Я отправил свою рукопись Квинтону, узнав из прессы, что он имеет самые обширные связи в лондонских литературных кругах и к тому же питает слабость к нетрадиционным и экстравагантным произведениям. Крестник Т. Э. Лоуренса, близкий друг Тезигера и Нормана Льюиса,[30] открытый гей (больше на словах, чем на деле), литагент, имевший среди клиентов трех женоубийц (в том числе одного осужденного), он в молодые годы распивал вино с Диланом Томасом, курил опиум с Уильямом Берроузом, депрессировал на пару с Жаном Жене, а в мое время, уже будучи на восьмом десятке, закатывал самые эпатажные вечеринки в Лондоне. Он состоял членом всех клубов, включая закрытые и даже запрещенные. Он был председателем всех комитетов и комиссий. Прежде чем какой-нибудь автор удостаивался каких-либо почестей — будь то возведение в рыцарство, чаепитие в Букингемском дворце или почетное гражданство Западного Белфаста, — этот акт должен был получить одобрение Квинтона. Знакомство с Квинтоном означало знакомство со всеми.

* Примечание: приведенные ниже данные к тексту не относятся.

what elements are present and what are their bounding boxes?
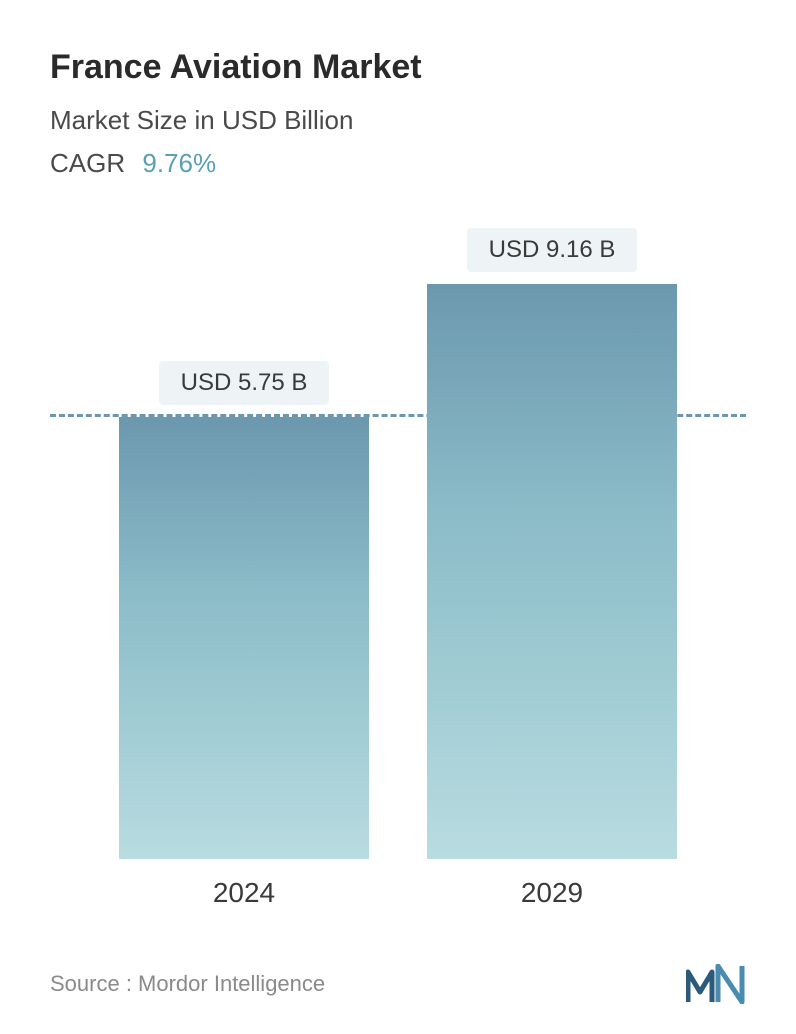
bar-1: [427, 284, 677, 859]
chart-area: USD 5.75 B USD 9.16 B 2024 2029: [50, 229, 746, 909]
cagr-line: CAGR 9.76%: [50, 148, 746, 179]
x-label-0: 2024: [119, 877, 369, 909]
bars-container: USD 5.75 B USD 9.16 B: [50, 229, 746, 859]
source-text: Source : Mordor Intelligence: [50, 971, 325, 997]
chart-title: France Aviation Market: [50, 48, 746, 87]
mordor-logo-icon: [686, 964, 746, 1004]
value-label-0: USD 5.75 B: [159, 361, 330, 405]
chart-container: France Aviation Market Market Size in US…: [0, 0, 796, 1034]
x-label-1: 2029: [427, 877, 677, 909]
bar-group-1: USD 9.16 B: [427, 228, 677, 859]
cagr-label: CAGR: [50, 148, 125, 178]
cagr-value: 9.76%: [142, 148, 216, 178]
x-labels: 2024 2029: [50, 877, 746, 909]
bar-0: [119, 417, 369, 859]
chart-subtitle: Market Size in USD Billion: [50, 105, 746, 136]
value-label-1: USD 9.16 B: [467, 228, 638, 272]
footer: Source : Mordor Intelligence: [50, 964, 746, 1004]
bar-group-0: USD 5.75 B: [119, 361, 369, 859]
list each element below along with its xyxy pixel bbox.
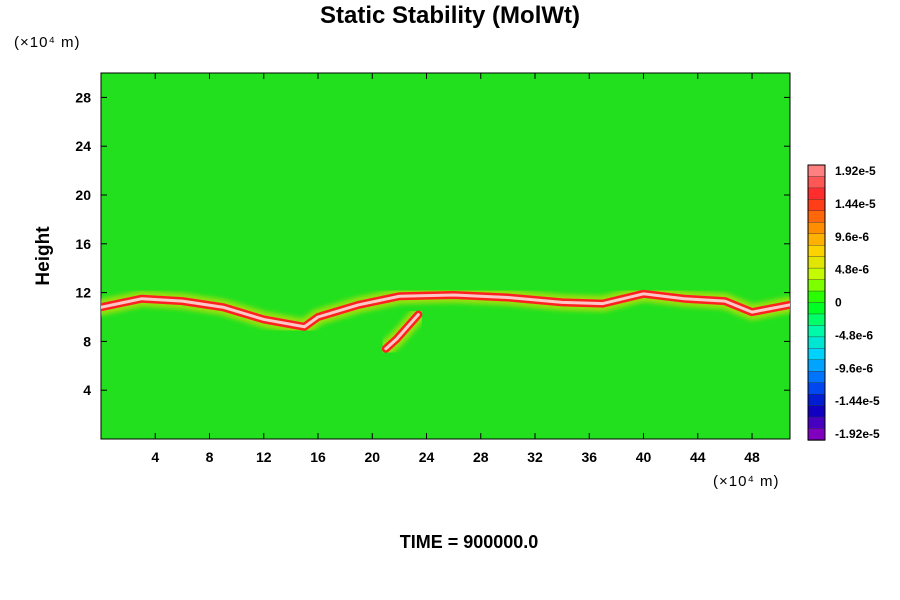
colorbar-segment [807,359,826,372]
time-label: TIME = 900000.0 [399,532,539,552]
colorbar-segment [807,290,826,304]
plot-area [100,72,791,440]
colorbar-label: -1.44e-5 [835,394,880,408]
x-tick-label: 4 [151,449,159,465]
x-tick-label: 16 [310,449,326,465]
colorbar-segment [807,267,826,281]
colorbar-label: -1.92e-5 [835,427,880,441]
colorbar-segment [807,210,826,223]
y-tick-label: 4 [83,382,91,398]
colorbar-segment [807,336,826,350]
colorbar-label: 1.92e-5 [835,164,876,178]
colorbar-frame [807,164,826,441]
y-tick-label: 20 [75,187,91,203]
y-tick-label: 12 [75,285,91,301]
y-tick-label: 28 [75,89,91,105]
colorbar-label: -4.8e-6 [835,328,873,342]
colorbar-segment [807,428,826,441]
colorbar-label: 0 [835,296,842,310]
colorbar-label: 1.44e-5 [835,197,876,211]
colorbar-segment [807,164,826,178]
x-tick-label: 12 [256,449,272,465]
colorbar-segment [807,187,826,201]
y-tick-label: 24 [75,138,91,154]
feature-lower-disturbance [377,306,427,357]
x-tick-label: 20 [364,449,380,465]
colorbar-segment [807,256,826,269]
chart-title: Static Stability (MolWt) [320,2,580,29]
colorbar-segment [807,199,826,212]
colorbar-label: 9.6e-6 [835,230,869,244]
x-tick-label: 24 [419,449,435,465]
colorbar-segment [807,302,826,315]
colorbar-segment [807,348,826,361]
colorbar-segment [807,405,826,418]
colorbar-label: 4.8e-6 [835,263,869,277]
feature-peak [384,313,420,351]
x-tick-label: 48 [744,449,760,465]
colorbar-segment [807,313,826,327]
colorbar-segment [807,325,826,338]
x-tick-label: 28 [473,449,489,465]
y-tick-label: 16 [75,236,91,252]
colorbar-segment [807,222,826,235]
x-unit-label: (×10⁴ m) [713,473,780,490]
colorbar-segment [807,279,826,292]
colorbar-segment [807,416,826,430]
x-tick-label: 40 [636,449,652,465]
colorbar-segment [807,233,826,246]
x-tick-label: 32 [527,449,543,465]
colorbar-segment [807,382,826,395]
colorbar-label: -9.6e-6 [835,361,873,375]
colorbar-segment [807,245,826,258]
y-unit-label: (×10⁴ m) [14,34,81,51]
colorbar-segment [807,393,826,407]
y-axis-label: Height [33,226,54,286]
colorbar-segment [807,176,826,189]
feature-tropopause-stable-band [101,285,790,335]
x-tick-label: 8 [206,449,214,465]
colorbar-segment [807,371,826,384]
feature-peak [101,292,790,329]
x-tick-label: 44 [690,449,706,465]
y-tick-label: 8 [83,333,91,349]
x-tick-label: 36 [581,449,597,465]
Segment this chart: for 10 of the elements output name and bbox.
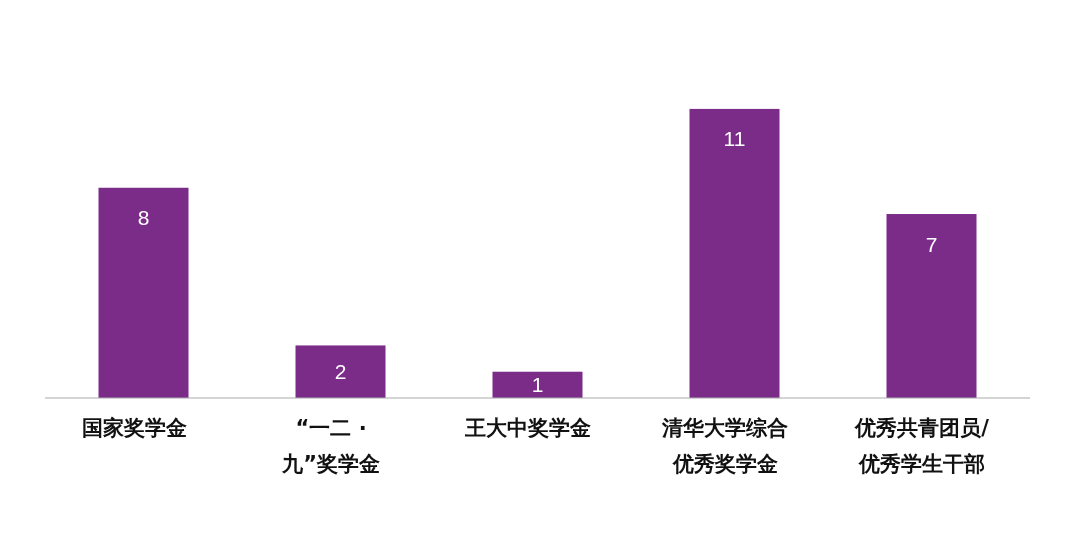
x-tick-label: 王大中奖学金: [464, 415, 593, 442]
data-label: 2: [334, 360, 347, 384]
data-label: 8: [137, 206, 150, 230]
x-tick-label: 清华大学综合优秀奖学金: [661, 415, 790, 478]
x-tick-label: “一二 · 九”奖学金: [281, 415, 381, 478]
x-tick-label: 国家奖学金: [80, 415, 188, 442]
data-label: 1: [531, 373, 544, 397]
data-label: 11: [723, 127, 746, 151]
x-tick-label: 优秀共青团员/优秀学生干部: [853, 415, 990, 478]
data-label: 7: [925, 232, 938, 256]
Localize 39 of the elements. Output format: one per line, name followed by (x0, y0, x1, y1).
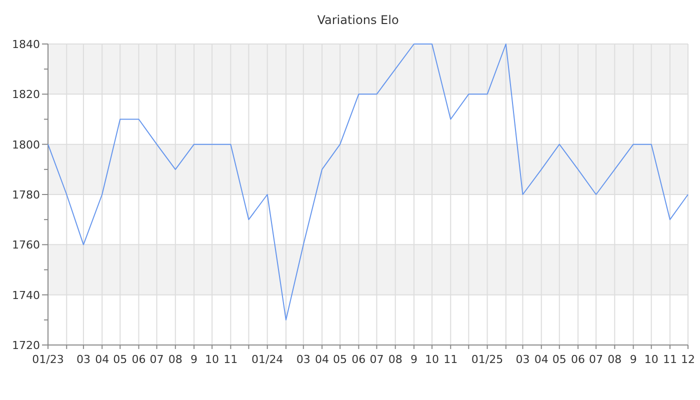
x-tick-label: 9 (410, 353, 418, 366)
x-tick-label: 05 (333, 353, 348, 366)
x-tick-label: 01/23 (32, 353, 64, 366)
y-tick-label: 1840 (12, 38, 40, 51)
x-tick-label: 01/25 (471, 353, 504, 366)
y-tick-label: 1780 (12, 188, 40, 202)
y-tick-label: 1720 (12, 339, 40, 352)
y-tick-label: 1820 (12, 88, 40, 102)
x-tick-label: 9 (190, 353, 198, 366)
x-tick-label: 08 (168, 353, 182, 366)
x-tick-label: 07 (589, 353, 604, 366)
x-tick-label: 10 (644, 353, 658, 366)
x-tick-label: 05 (113, 353, 128, 366)
x-tick-label: 11 (224, 353, 238, 366)
x-tick-label: 05 (552, 353, 566, 366)
x-tick-label: 01/24 (251, 353, 284, 366)
x-tick-label: 11 (662, 353, 677, 366)
x-tick-label: 08 (608, 353, 622, 366)
x-tick-label: 12 (681, 353, 695, 366)
x-tick-label: 10 (205, 353, 220, 366)
x-tick-label: 06 (571, 353, 586, 366)
x-tick-label: 07 (370, 353, 384, 366)
x-tick-label: 04 (315, 353, 330, 366)
x-tick-label: 07 (150, 353, 164, 366)
x-tick-label: 06 (132, 353, 146, 366)
chart-title: Variations Elo (317, 13, 399, 27)
y-tick-label: 1740 (12, 288, 40, 302)
x-tick-label: 06 (352, 353, 366, 366)
x-tick-label: 9 (630, 353, 637, 366)
x-tick-label: 03 (76, 353, 90, 366)
x-tick-label: 04 (95, 353, 110, 366)
x-tick-label: 03 (296, 353, 310, 366)
y-tick-label: 1760 (12, 238, 40, 252)
x-tick-label: 10 (425, 353, 439, 366)
x-tick-label: 11 (444, 353, 458, 366)
y-tick-label: 1800 (12, 138, 40, 152)
x-tick-label: 08 (388, 353, 402, 366)
x-tick-label: 04 (534, 353, 548, 366)
x-tick-label: 03 (516, 353, 530, 366)
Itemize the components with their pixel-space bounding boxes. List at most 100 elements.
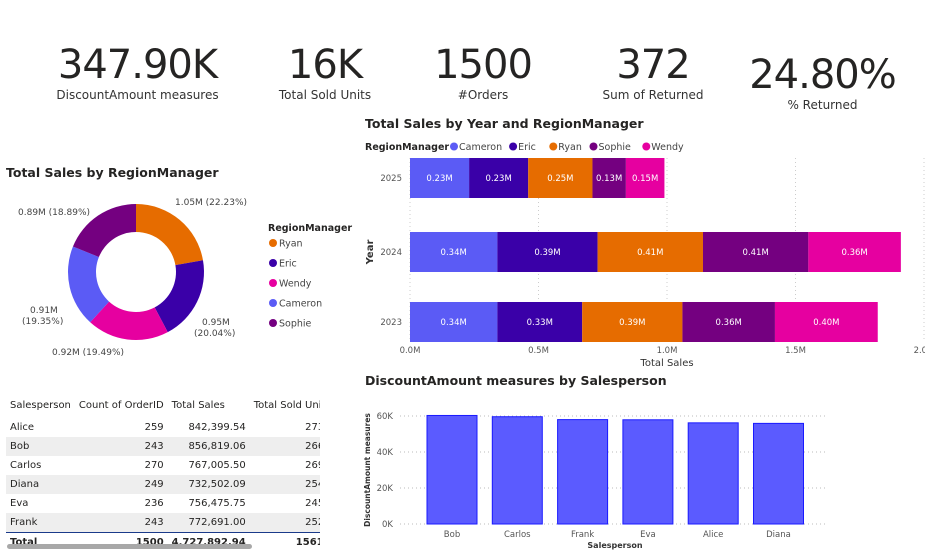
column-bar-frank[interactable]	[557, 419, 609, 525]
table-cell: Diana	[6, 475, 75, 494]
legend-marker-eric	[269, 259, 277, 267]
stack-legend-title: RegionManager	[365, 142, 449, 153]
table-cell: 2548	[249, 475, 320, 494]
donut-data-label: 0.95M (20.04%)	[194, 318, 235, 339]
x-tick-label: 0.5M	[528, 346, 549, 356]
column-header[interactable]: Total Sold Units	[253, 399, 320, 411]
bar-segment-sophie-2025[interactable]	[592, 158, 626, 198]
legend-item-sophie[interactable]: Sophie	[599, 142, 632, 153]
bar-segment-cameron-2023[interactable]	[410, 302, 498, 342]
donut-data-label: 0.89M (18.89%)	[18, 208, 90, 218]
bar-segment-ryan-2024[interactable]	[597, 232, 703, 272]
bar-segment-wendy-2023[interactable]	[774, 302, 878, 342]
bar-segment-sophie-2023[interactable]	[682, 302, 775, 342]
x-tick-label: Alice	[703, 530, 723, 540]
legend-item-sophie[interactable]: Sophie	[279, 319, 312, 330]
bar-segment-wendy-2025[interactable]	[625, 158, 665, 198]
stacked-bar-chart: RegionManager Cameron Eric Ryan Sophie Wendy 0…	[365, 142, 925, 369]
kpi-value: 16K	[287, 42, 363, 88]
donut-data-label: 0.91M (19.35%)	[22, 306, 63, 327]
kpi-value: 1500	[434, 42, 533, 88]
column-bar-carlos[interactable]	[491, 416, 543, 525]
legend-marker-cameron	[269, 299, 277, 307]
bar-segment-ryan-2025[interactable]	[528, 158, 593, 198]
legend-item-wendy[interactable]: Wendy	[279, 279, 312, 290]
table-cell: Eva	[10, 498, 29, 509]
table-cell: 15616	[249, 532, 320, 552]
column-bar-eva[interactable]	[622, 419, 674, 525]
x-tick-label: 0.0M	[400, 346, 421, 356]
legend-item-cameron[interactable]: Cameron	[459, 142, 502, 153]
y-tick-label: 2024	[380, 248, 402, 258]
donut-slice-cameron[interactable]	[68, 246, 110, 323]
column-bar-diana[interactable]	[753, 422, 804, 525]
legend-item-eric[interactable]: Eric	[518, 142, 536, 153]
x-tick-label: Diana	[766, 530, 791, 540]
bar-segment-cameron-2024[interactable]	[410, 232, 498, 272]
table-cell: 756,475.75	[188, 498, 246, 509]
column-header[interactable]: Total Sales	[171, 399, 225, 411]
kpi-pct-returned: 24.80% % Returned	[745, 52, 900, 112]
bar-segment-sophie-2024[interactable]	[702, 232, 809, 272]
y-tick-label: 2023	[380, 318, 402, 328]
table-cell: 4,727,892.94	[167, 532, 250, 552]
bar-data-label: 0.40M	[813, 318, 839, 328]
donut-slice-ryan[interactable]	[136, 204, 203, 266]
bar-segment-eric-2023[interactable]	[497, 302, 583, 342]
donut-slice-wendy[interactable]	[90, 301, 168, 340]
bar-segment-wendy-2024[interactable]	[808, 232, 901, 272]
x-axis-title: Total Sales	[639, 358, 693, 369]
table-cell: 259	[144, 422, 164, 433]
column-chart-title: DiscountAmount measures by Salesperson	[365, 373, 667, 388]
kpi-label: Total Sold Units	[278, 88, 372, 102]
bar-segment-eric-2025[interactable]	[469, 158, 529, 198]
table-cell: 236	[144, 498, 164, 509]
x-tick-label: 1.5M	[785, 346, 806, 356]
y-tick-label: 60K	[377, 412, 394, 422]
bar-segment-cameron-2025[interactable]	[410, 158, 470, 198]
table-cell: 243	[74, 513, 168, 533]
table-cell: 270	[144, 460, 164, 471]
kpi-discount: 347.90K DiscountAmount measures	[50, 42, 225, 102]
x-tick-label: Frank	[571, 530, 594, 540]
legend-item-ryan[interactable]: Ryan	[279, 239, 303, 250]
table-cell: Carlos	[10, 460, 42, 471]
y-tick-label: 2025	[380, 174, 402, 184]
donut-slice-sophie[interactable]	[72, 204, 136, 258]
bar-data-label: 0.39M	[619, 318, 645, 328]
column-header[interactable]: Count of OrderID	[78, 399, 164, 411]
bar-data-label: 0.39M	[534, 248, 560, 258]
legend-item-wendy[interactable]: Wendy	[651, 142, 684, 153]
kpi-orders: 1500 #Orders	[418, 42, 548, 102]
bar-data-label: 0.15M	[632, 174, 658, 184]
x-tick-label: Eva	[640, 530, 656, 540]
donut-data-label: 0.92M (19.49%)	[52, 348, 124, 358]
table-cell: Frank	[6, 513, 75, 533]
legend-marker-sophie	[269, 319, 277, 327]
legend-marker-ryan	[269, 239, 277, 247]
table-cell: Bob	[6, 437, 75, 456]
bar-data-label: 0.33M	[527, 318, 553, 328]
legend-item-cameron[interactable]: Cameron	[279, 299, 322, 310]
bar-segment-eric-2024[interactable]	[497, 232, 598, 272]
legend-marker-eric	[509, 142, 518, 151]
y-tick-label: 40K	[377, 448, 394, 458]
column-header[interactable]: Salesperson	[10, 399, 71, 411]
donut-legend-title: RegionManager	[268, 223, 352, 234]
legend-marker-ryan	[549, 142, 558, 151]
donut-slice-eric[interactable]	[154, 260, 204, 333]
table-horizontal-scrollbar[interactable]	[7, 544, 252, 549]
legend-item-eric[interactable]: Eric	[279, 259, 297, 270]
bar-segment-ryan-2023[interactable]	[582, 302, 683, 342]
legend-marker-wendy	[642, 142, 651, 151]
x-tick-label: 1.0M	[657, 346, 678, 356]
legend-item-ryan[interactable]: Ryan	[558, 142, 582, 153]
column-bar-alice[interactable]	[687, 422, 739, 525]
bar-data-label: 0.36M	[841, 248, 867, 258]
table-cell: 2452	[305, 498, 320, 509]
table-cell: 2524	[249, 513, 320, 533]
column-bar-bob[interactable]	[426, 414, 478, 525]
x-tick-label: 2.0M	[914, 346, 925, 356]
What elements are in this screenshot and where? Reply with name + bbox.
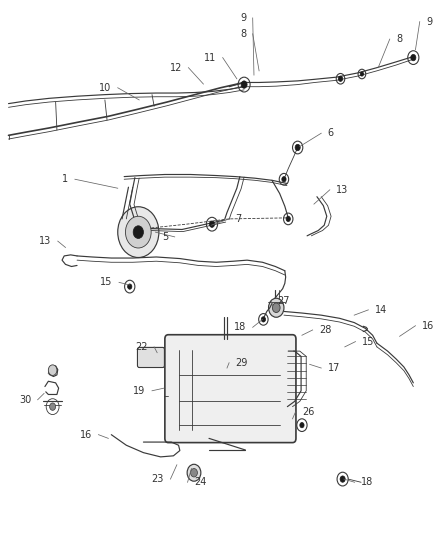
Text: 8: 8 — [240, 29, 246, 39]
Text: 11: 11 — [204, 53, 216, 62]
Text: 18: 18 — [234, 322, 246, 332]
Text: 29: 29 — [236, 358, 248, 368]
Text: 16: 16 — [422, 321, 434, 331]
Text: 30: 30 — [19, 395, 31, 405]
Circle shape — [49, 403, 56, 410]
Text: 8: 8 — [396, 34, 403, 44]
Text: 15: 15 — [362, 337, 374, 346]
Text: 26: 26 — [302, 407, 314, 417]
Text: 1: 1 — [62, 174, 68, 184]
Text: 18: 18 — [361, 477, 373, 487]
FancyBboxPatch shape — [138, 348, 164, 368]
Text: 28: 28 — [319, 325, 332, 335]
Text: 6: 6 — [328, 128, 334, 138]
Circle shape — [127, 284, 132, 289]
Circle shape — [295, 144, 300, 151]
Circle shape — [241, 81, 247, 88]
Text: 9: 9 — [240, 13, 246, 23]
Circle shape — [187, 464, 201, 481]
Circle shape — [125, 216, 151, 248]
Circle shape — [360, 72, 364, 76]
Text: 5: 5 — [162, 232, 168, 242]
FancyBboxPatch shape — [165, 335, 296, 442]
Text: 23: 23 — [152, 474, 164, 484]
Text: 12: 12 — [170, 63, 182, 72]
Text: 13: 13 — [39, 236, 51, 246]
Circle shape — [411, 54, 416, 61]
Circle shape — [286, 216, 290, 222]
Circle shape — [209, 221, 215, 228]
Text: 13: 13 — [336, 185, 349, 195]
Circle shape — [282, 176, 286, 182]
Text: 27: 27 — [278, 296, 290, 306]
Circle shape — [261, 317, 265, 322]
Circle shape — [133, 226, 144, 238]
Text: 19: 19 — [133, 386, 145, 396]
Circle shape — [300, 423, 304, 428]
Circle shape — [340, 476, 345, 482]
Circle shape — [191, 469, 198, 477]
Text: 9: 9 — [426, 17, 432, 27]
Text: 15: 15 — [100, 277, 113, 287]
Text: 17: 17 — [328, 363, 340, 373]
Text: 7: 7 — [236, 214, 242, 224]
Circle shape — [268, 298, 284, 317]
Text: 16: 16 — [80, 430, 92, 440]
Circle shape — [339, 76, 343, 82]
Text: 22: 22 — [135, 342, 148, 352]
Text: 14: 14 — [375, 305, 387, 315]
Text: 24: 24 — [194, 477, 206, 487]
Circle shape — [48, 365, 57, 375]
Text: 10: 10 — [99, 83, 111, 93]
Circle shape — [272, 303, 280, 312]
Circle shape — [118, 207, 159, 257]
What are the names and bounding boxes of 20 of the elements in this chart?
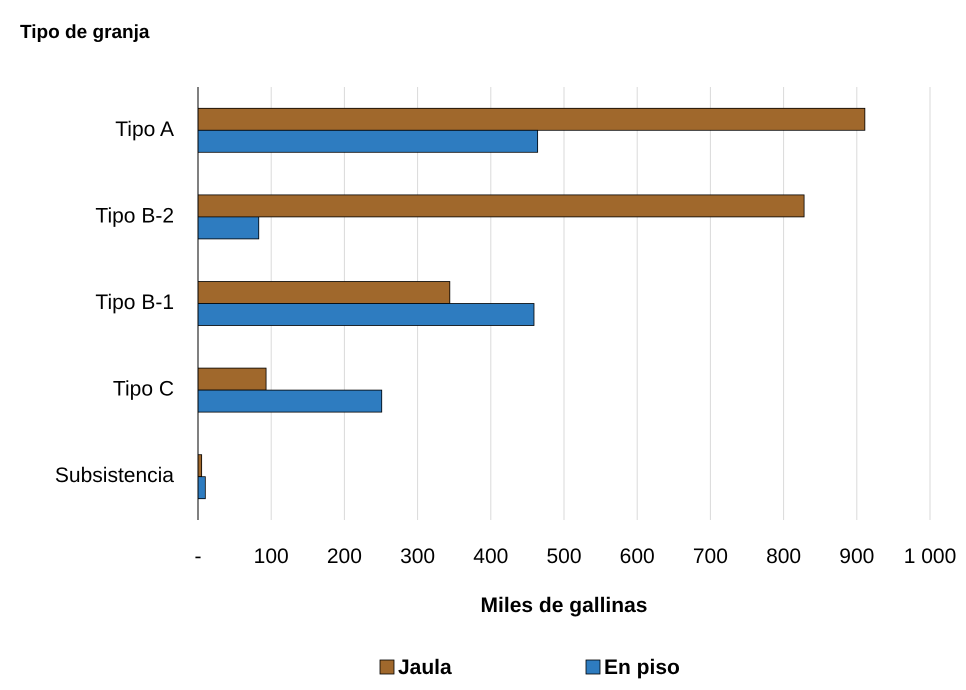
y-tick-label: Tipo C: [112, 378, 174, 401]
legend-label: Jaula: [398, 656, 452, 679]
x-tick-label: 900: [839, 545, 874, 568]
x-axis-title: Miles de gallinas: [480, 594, 648, 617]
x-tick-label: 1 000: [904, 545, 956, 568]
x-tick-label: 700: [692, 545, 728, 568]
x-tick-label: 200: [326, 545, 362, 568]
y-axis-title: Tipo de granja: [20, 22, 150, 43]
x-tick-label: 300: [400, 545, 436, 568]
x-tick-label: 500: [546, 545, 582, 568]
legend-label: En piso: [604, 656, 680, 679]
y-tick-label: Tipo B-1: [95, 291, 174, 314]
y-tick-label: Tipo B-2: [95, 204, 174, 228]
x-tick-label: -: [194, 545, 202, 568]
x-tick-label: 100: [254, 545, 289, 568]
y-tick-label: Tipo A: [115, 118, 174, 141]
x-tick-label: 600: [620, 545, 655, 568]
x-tick-label: 400: [473, 545, 508, 568]
y-tick-label: Subsistencia: [54, 464, 174, 488]
x-tick-label: 800: [766, 545, 802, 568]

— Вот вы какой, — сказал я при первой встрече, ограничившись этим туманным утверждением из страха оскорбить неуместной лестью столь чувствительного человека, когда-то ночи напролет бродившего по улицам за компанию с депрессивным Жене.

— Только не верьте всему, что обо мне пишут. Я — лишь пустая оболочка. Читали «Полых людей» Элиота?[31] — Он стукнул себя по груди. — Сочиняя это, он думал обо мне.

Он заметил, что я делаю подсчеты в уме.

— Я тогда был еще младенцем. Он услышал, как я кашляю в своей детской коляске, схватил ручку и начал писать поэму. Ветер в сухой траве. Топот крысиных лапок по битому стеклу.

Лучше возвращайтесь к себе в Нантвич.